We don't even know that there are at least nine senses in our body.
Vision, smell, hearing, touch and taste. These are the generally accepted five feelings that most people have. Without them, we would have no music, no painting, no culinary delights. But if you discard the classic "five", you can find that it is not all our feelings. There are many other senses in the human body that constantly inform us about the condition inside and outside our body. They report starvation or carbon dioxide detection and tell us where our hands and feet are. They won't help us see the sunset, smell roses or enjoy listening to our favorite songs. But without this set of basic feelings working, so to speak, in the background, we probably wouldn't even have survived.
If you reach for scratch your head, pull your ear or touch your nose, you'll probably hit the target without even looking at it. This is all thanks to proprioception,which tells us exactly where in space our limbs are and how to control them without looking at them. It is this feeling that allows us to walk with our heads up, hit the ball, looking at the gate, and control the steering wheel, looking at the road.
But where does this feeling come from? It's all about tiny receptors called pro-prior receptors that are in our joints, muscles and tendons. They determine how much stress and strain our limbs are experiencing, and they constantly send that information to our brains. Based on this statistic, our brains can distinguish where our limbs are relative to the environment and the rest of the body.
Proprioception is not the only feeling that helps us move around. The other key player here is our sense of balance or balance. It allows us to stand, walk and move without tipping over.
Our sense of balance depends on (the inner ear). In the inner ear, fluid flows move between three winding channels. When we move our head up and down or turn it left or right, this liquid flows into one of three channels, each of which determines the direction. This fluid helps the brain calculate the position, orientation and movement of your head. Along with data from visual and proprioceptive systems, the brain uses this information to send messages to our muscles, telling them how to stay upright and distribute our weight evenly.
An illustration showing the inner ear and vestibular system, including the anterior, side and posterior fluid ducts, which help us maintain balance.
We also have internal senses that report the condition of the body. One example is our sense of hunger.
The longer we go without food, the more ghrelin levels rise.
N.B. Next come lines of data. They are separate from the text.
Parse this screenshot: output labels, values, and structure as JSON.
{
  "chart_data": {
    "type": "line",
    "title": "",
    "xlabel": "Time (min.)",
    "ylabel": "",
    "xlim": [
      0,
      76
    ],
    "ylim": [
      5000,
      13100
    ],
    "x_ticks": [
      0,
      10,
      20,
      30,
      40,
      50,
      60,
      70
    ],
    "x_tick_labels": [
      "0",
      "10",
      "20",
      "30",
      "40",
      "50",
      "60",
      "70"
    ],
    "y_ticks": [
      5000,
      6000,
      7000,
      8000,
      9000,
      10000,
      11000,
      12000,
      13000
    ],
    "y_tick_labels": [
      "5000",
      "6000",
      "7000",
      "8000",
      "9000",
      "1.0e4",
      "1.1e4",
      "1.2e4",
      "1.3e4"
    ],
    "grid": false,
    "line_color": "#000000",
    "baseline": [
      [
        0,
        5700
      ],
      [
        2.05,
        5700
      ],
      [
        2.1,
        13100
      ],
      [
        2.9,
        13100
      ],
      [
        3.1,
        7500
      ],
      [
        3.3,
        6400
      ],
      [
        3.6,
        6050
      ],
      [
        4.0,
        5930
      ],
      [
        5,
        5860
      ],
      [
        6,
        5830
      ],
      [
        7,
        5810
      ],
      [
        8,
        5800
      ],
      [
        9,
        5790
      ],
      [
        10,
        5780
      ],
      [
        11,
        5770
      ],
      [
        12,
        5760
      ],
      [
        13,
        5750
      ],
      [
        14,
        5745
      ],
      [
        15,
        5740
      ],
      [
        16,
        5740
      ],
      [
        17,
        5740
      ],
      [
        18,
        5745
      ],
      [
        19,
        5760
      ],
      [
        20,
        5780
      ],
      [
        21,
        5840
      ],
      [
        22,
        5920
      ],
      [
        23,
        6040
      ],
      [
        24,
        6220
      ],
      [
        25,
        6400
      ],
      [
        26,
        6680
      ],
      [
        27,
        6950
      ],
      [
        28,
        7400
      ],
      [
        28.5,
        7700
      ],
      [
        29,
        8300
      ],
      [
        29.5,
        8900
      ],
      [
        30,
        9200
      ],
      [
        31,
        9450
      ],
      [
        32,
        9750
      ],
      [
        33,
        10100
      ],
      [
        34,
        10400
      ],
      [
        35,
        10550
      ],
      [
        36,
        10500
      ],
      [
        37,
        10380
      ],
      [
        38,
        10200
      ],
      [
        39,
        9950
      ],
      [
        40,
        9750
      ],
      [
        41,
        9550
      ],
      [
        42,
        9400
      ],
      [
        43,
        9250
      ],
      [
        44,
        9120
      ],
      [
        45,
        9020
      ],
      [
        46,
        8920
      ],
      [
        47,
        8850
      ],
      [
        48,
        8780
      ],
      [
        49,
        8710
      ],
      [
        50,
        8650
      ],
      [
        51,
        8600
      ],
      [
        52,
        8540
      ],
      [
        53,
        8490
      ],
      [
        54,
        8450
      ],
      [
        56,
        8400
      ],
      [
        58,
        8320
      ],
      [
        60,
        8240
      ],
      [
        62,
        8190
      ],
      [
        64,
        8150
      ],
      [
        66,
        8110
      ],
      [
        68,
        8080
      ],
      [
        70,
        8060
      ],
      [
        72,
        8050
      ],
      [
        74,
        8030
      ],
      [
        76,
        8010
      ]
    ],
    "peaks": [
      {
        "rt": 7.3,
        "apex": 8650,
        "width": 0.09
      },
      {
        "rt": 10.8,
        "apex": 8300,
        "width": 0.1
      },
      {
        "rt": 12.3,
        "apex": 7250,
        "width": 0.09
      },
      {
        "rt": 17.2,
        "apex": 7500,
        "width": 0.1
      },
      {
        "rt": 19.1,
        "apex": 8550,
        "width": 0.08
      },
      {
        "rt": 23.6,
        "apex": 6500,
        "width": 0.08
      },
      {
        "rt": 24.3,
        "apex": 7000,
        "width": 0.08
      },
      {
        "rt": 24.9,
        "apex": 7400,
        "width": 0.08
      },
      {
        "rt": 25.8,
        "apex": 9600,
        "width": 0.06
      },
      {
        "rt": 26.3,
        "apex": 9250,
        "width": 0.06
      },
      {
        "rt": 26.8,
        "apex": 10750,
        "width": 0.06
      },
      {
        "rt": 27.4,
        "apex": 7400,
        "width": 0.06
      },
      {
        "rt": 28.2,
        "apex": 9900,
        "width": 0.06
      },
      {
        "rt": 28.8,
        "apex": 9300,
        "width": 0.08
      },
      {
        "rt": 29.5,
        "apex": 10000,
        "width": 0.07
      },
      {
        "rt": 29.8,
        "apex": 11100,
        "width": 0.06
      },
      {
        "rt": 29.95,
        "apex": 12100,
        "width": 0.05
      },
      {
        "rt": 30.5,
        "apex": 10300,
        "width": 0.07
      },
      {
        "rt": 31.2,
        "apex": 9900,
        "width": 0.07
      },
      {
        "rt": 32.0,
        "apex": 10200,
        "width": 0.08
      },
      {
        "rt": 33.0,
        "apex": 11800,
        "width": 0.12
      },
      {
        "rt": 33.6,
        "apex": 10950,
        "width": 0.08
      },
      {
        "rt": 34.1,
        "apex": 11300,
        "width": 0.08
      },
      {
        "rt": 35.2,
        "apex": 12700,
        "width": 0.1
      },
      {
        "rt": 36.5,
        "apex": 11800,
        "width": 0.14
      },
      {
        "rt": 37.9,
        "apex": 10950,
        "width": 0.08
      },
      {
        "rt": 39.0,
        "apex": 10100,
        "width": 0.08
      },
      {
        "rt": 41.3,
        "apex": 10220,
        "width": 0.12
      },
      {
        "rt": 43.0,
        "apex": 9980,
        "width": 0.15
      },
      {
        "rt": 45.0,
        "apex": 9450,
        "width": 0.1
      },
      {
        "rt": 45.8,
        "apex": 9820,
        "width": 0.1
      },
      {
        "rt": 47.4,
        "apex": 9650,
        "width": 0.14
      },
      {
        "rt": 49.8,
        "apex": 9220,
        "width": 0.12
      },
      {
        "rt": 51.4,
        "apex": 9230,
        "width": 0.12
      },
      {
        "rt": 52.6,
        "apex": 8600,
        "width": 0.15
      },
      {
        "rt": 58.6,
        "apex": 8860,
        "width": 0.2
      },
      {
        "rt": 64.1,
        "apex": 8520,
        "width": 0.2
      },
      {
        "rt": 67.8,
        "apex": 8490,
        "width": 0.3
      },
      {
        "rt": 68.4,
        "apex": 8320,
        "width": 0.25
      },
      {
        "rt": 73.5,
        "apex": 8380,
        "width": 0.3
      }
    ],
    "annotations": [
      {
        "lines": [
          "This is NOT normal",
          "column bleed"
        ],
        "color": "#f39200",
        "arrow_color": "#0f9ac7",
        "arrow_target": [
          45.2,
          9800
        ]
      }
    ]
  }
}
However, as soon as we eat a delicious meal, this level drops again, and hormones such as insulin and leptincome into play, telling us that we have already eaten enough.
Other feelings tell us when the body has too high or low concentration of certain substances. A good example of this is our internal carbon dioxide detector.
We get rid of CO2 by exhaling it, so things like excessive breathing during exercise can cause carbon dioxide levels to fall too low. When this happens, we get dizzy, we get confused and start experiencing a rapid heartbeat. Conversely, during panic attacks, when we find it difficult to breathe, there is a sharp jump in CO2 levels. In this case, we begin to feel drowsy, disorientated and often experience headaches.
If you're having a headache, try just breathing
In both of these scenarios, special cells called chemoreceptorsdetect and respond to high and low levels of chemicals in the blood, then send signals to the brain. They tell our body to either strengthen breathing and get rid of excess CO2, or slow it down so as not to lose too much carbon dioxide.
Although hunger and balance are undeniable components of our body, there is another feeling that is much more debated. Some researchers believe that people can also feel magnetic fields.
For years, scientists have believed that magnetic reception, the ability to detect magnetic fields, exists only in migratory birds, fish and some other animals. However, in March 2019, a team of researchers published .
In their study, they placed the participants in a cell surrounded by smallmagnetic field. They then watched using the EEG to see how their brains would react.
This means that our brain somehow reacts to magnetic fields, but what exactly that means is unclear. Do you feel the magnetic field changes? Tell us in the comments or . While researchers believe this is the first step to detecting magnetic reception in humans, others are unsure. And since this study came out relatively recently, no one has yet had a chance to replicate its results.
In the meantime, we can find time to appreciate all our well-known feelings, not just the five most famous. Because if they all didn't work together, we might not be so happy, healthy and, most importantly, the living people we are today.